The figure illustrates LynxSecure running three different paravirtualised guest operating systems in virtual machines and multiple instances of the minimal runtime implementing high-assurance applications (or parts of such applications) in small partitions.

In a separation kernel the principle of least privilege demands that the SK can support a sufficiently fine granularity of resources and control of the interactions of active entities with resources and with each other. As mentioned previously, the SKPP permits a degenerate case of resource definition and information flow control wherein the SK creates only partitions and controls the flow of data between partitions. However, the SKPP encourages a more granular approach wherein the SK creates subjects, resources, and partitions, and can control the flow of data among subjects and resources and/or among partitions. This so-called least privilege separation kernel (LPSK) is described at length in the literature by several of the SKPP authors. In a LPSK a partition consists of a set of subjects and a set of resources, either of which may be empty. The information flow policy may be defined at the level of subjects and resources.

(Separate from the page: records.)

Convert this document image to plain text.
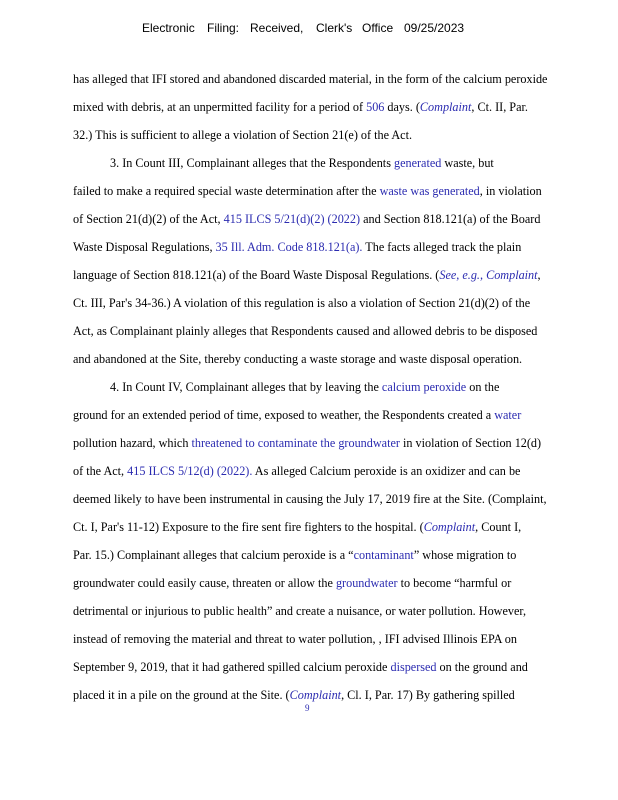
Electronic Filing: Received, Clerk's Office 09/25/2023
has alleged that IFI stored and abandoned discarded material, in the form of the calcium peroxide
mixed with debris, at an unpermitted facility for a period of 506 days. (Complaint, Ct. II, Par.
32.) This is sufficient to allege a violation of Section 21(e) of the Act.
3. In Count III, Complainant alleges that the Respondents generated waste, but
failed to make a required special waste determination after the waste was generated, in violation
of Section 21(d)(2) of the Act, 415 ILCS 5/21(d)(2) (2022) and Section 818.121(a) of the Board
Waste Disposal Regulations, 35 Ill. Adm. Code 818.121(a). The facts alleged track the plain
language of Section 818.121(a) of the Board Waste Disposal Regulations. (See, e.g., Complaint,
Ct. III, Par's 34-36.) A violation of this regulation is also a violation of Section 21(d)(2) of the
Act, as Complainant plainly alleges that Respondents caused and allowed debris to be disposed
and abandoned at the Site, thereby conducting a waste storage and waste disposal operation.
4. In Count IV, Complainant alleges that by leaving the calcium peroxide on the
ground for an extended period of time, exposed to weather, the Respondents created a water
pollution hazard, which threatened to contaminate the groundwater in violation of Section 12(d)
of the Act, 415 ILCS 5/12(d) (2022). As alleged Calcium peroxide is an oxidizer and can be
deemed likely to have been instrumental in causing the July 17, 2019 fire at the Site. (Complaint,
Ct. I, Par's 11-12) Exposure to the fire sent fire fighters to the hospital. (Complaint, Count I,
Par. 15.) Complainant alleges that calcium peroxide is a “contaminant” whose migration to
groundwater could easily cause, threaten or allow the groundwater to become “harmful or
detrimental or injurious to public health” and create a nuisance, or water pollution. However,
instead of removing the material and threat to water pollution, , IFI advised Illinois EPA on
September 9, 2019, that it had gathered spilled calcium peroxide dispersed on the ground and
placed it in a pile on the ground at the Site. (Complaint, Cl. I, Par. 17) By gathering spilled
9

A real-time system and a safety-critical system in particular requires determinism of operation and service to the applications it supports. Tasks must receive their allocated portions of memory and processor time with high reliability. An added consideration in a security-critical system is that of covert channels, whereby colluding users can convey information between resources in a way that would be forbidden by the policy. To achieve these ends, RTOSs typically provide a fixed schedule consisting of a major frame that allocates fixed time slices to subjects/partitions and can make the scheduled changes of control very accurately.

A static fixed schedule is most useful when the respective duty cycles of the tasks are predictable and a schedule can be devised that meets the needs of each task. As a system is used for less predictable workloads, or is used for combinations of predictable and unpredictable workloads, its fixed schedule becomes a millstone, and processor capacity is wasted by over-provisioning the tasks having unpredictable workloads. When tasks demanding determinism share resources with non-deterministic tasks we are motivated to find a way to meet the needs of both—the flexible scheduling of LynxSecure does this.

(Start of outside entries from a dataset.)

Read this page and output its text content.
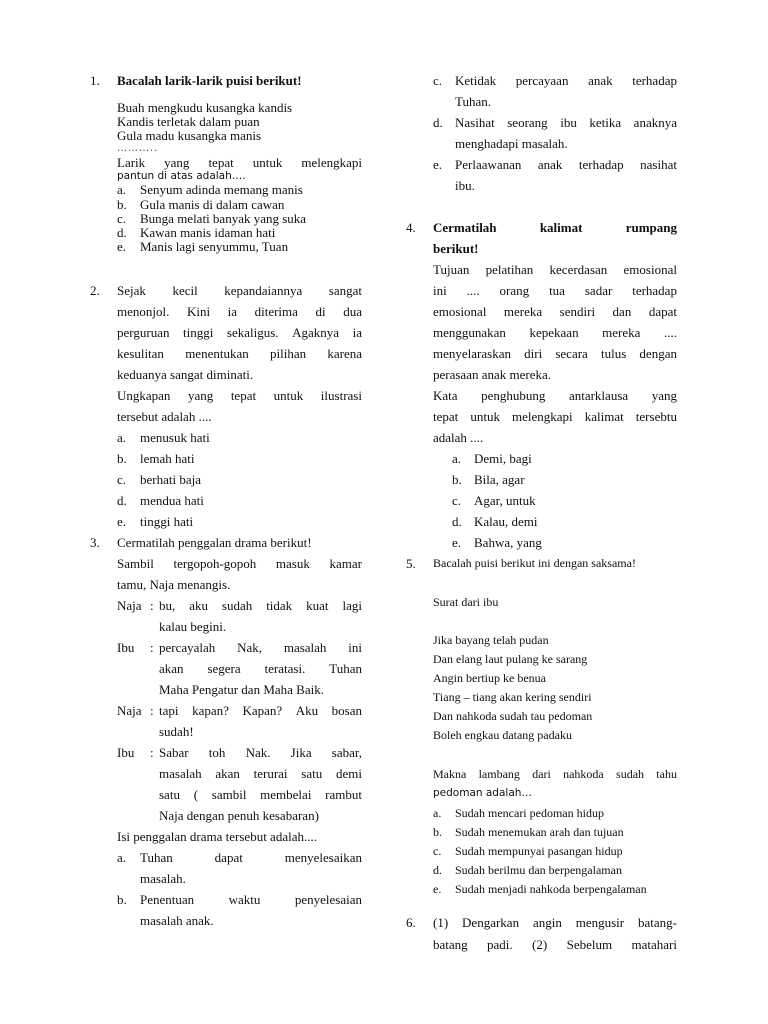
1. Bacalah larik-larik puisi berikut!
Buah mengkudu kusangka kandis
Kandis terletak dalam puan
Gula madu kusangka manis
………..
Larik yang tepat untuk melengkapi
pantun di atas adalah….
a. Senyum adinda memang manis
b. Gula manis di dalam cawan
c. Bunga melati banyak yang suka
d. Kawan manis idaman hati
e. Manis lagi senyummu, Tuan
2. Sejak kecil kepandaiannya sangat
menonjol. Kini ia diterima di dua
perguruan tinggi sekaligus. Agaknya ia
kesulitan menentukan pilihan karena
keduanya sangat diminati.
Ungkapan yang tepat untuk ilustrasi
tersebut adalah ....
a. menusuk hati
b. lemah hati
c. berhati baja
d. mendua hati
e. tinggi hati
3. Cermatilah penggalan drama berikut!
Sambil tergopoh-gopoh masuk kamar
tamu, Naja menangis.
Naja : bu, aku sudah tidak kuat lagi
kalau begini.
Ibu : percayalah Nak, masalah ini
akan segera teratasi. Tuhan
Maha Pengatur dan Maha Baik.
Naja : tapi kapan? Kapan? Aku bosan
sudah!
Ibu : Sabar toh Nak. Jika sabar,
masalah akan terurai satu demi
satu ( sambil membelai rambut
Naja dengan penuh kesabaran)
Isi penggalan drama tersebut adalah....
a. Tuhan	dapat	menyelesaikan
masalah.
b. Penentuan	waktu	penyelesaian
masalah anak.
c. Ketidak percayaan anak terhadap
Tuhan.
d. Nasihat seorang ibu ketika anaknya
menghadapi masalah.
e. Perlaawanan anak terhadap nasihat
ibu.
4. Cermatilah	kalimat	rumpang
berikut!
Tujuan pelatihan kecerdasan emosional
ini .... orang tua sadar terhadap
emosional mereka sendiri dan dapat
menggunakan kepekaan mereka ....
menyelaraskan diri secara tulus dengan
perasaan anak mereka.
Kata penghubung antarklausa yang
tepat untuk melengkapi kalimat tersebtu
adalah ....
a. Demi, bagi
b. Bila, agar
c. Agar, untuk
d. Kalau, demi
e. Bahwa, yang
5. Bacalah puisi berikut ini dengan saksama!
Surat dari ibu
Jika bayang telah pudan
Dan elang laut pulang ke sarang
Angin bertiup ke benua
Tiang – tiang akan kering sendiri
Dan nahkoda sudah tau pedoman
Boleh engkau datang padaku
Makna lambang dari nahkoda sudah tahu
pedoman adalah…
a. Sudah mencari pedoman hidup
b. Sudah menemukan arah dan tujuan
c. Sudah mempunyai pasangan hidup
d. Sudah berilmu dan berpengalaman
e. Sudah menjadi nahkoda berpengalaman
6. (1) Dengarkan angin mengusir batang-
batang padi. (2) Sebelum matahari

Traditional deeply embedded applications have been well served by a partitioning kernel with a configuration and schedule fixed at design time. Higher level applications, servers, workstations, and future information appliances, however, will exhibit an increasing need for dynamism. The changing shape of coalitions and the changing workload of components, due to reconfiguration at the level of systems-ofsystems, will place greater demands for dynamism upon infrastructure components. Successful building blocks for systems of the future will be those possessing hardware flexibility, software flexibility, and dynamic reconfigurability.

Resource configuration is the process of constructing resources from a collection of primitive resources and giving them identities. Dynamic reconfiguration is the process of reconstituting resources and changing their identities within the bounds of a subset of the collection of primitive resources. A configuration change agent may change the number, identity, and protection attributes of resources such as memory regions, and allocate those regions to partitions within a domain. As with scheduling, dynamic reconfiguration must be performed by a trusted agent. If the agent were permitted system-wide configuration privileges then it would have to be trusted at the level of the kernel itself, because every activity running on the kernel could potentially be disrupted by a faulty or malicious configuration change agent.

Memory loaning is a functionality that LynuxWorks has devised in response to the requirement for efficient support of MILS middleware, specifically zero-copy inter-partition data movement needed for the partitioning communications system (PCS). Memory loaning is a response to the zero-copy objective, and is itself one behavior of an even more general cluster of features that enables the creation of trusted object managers.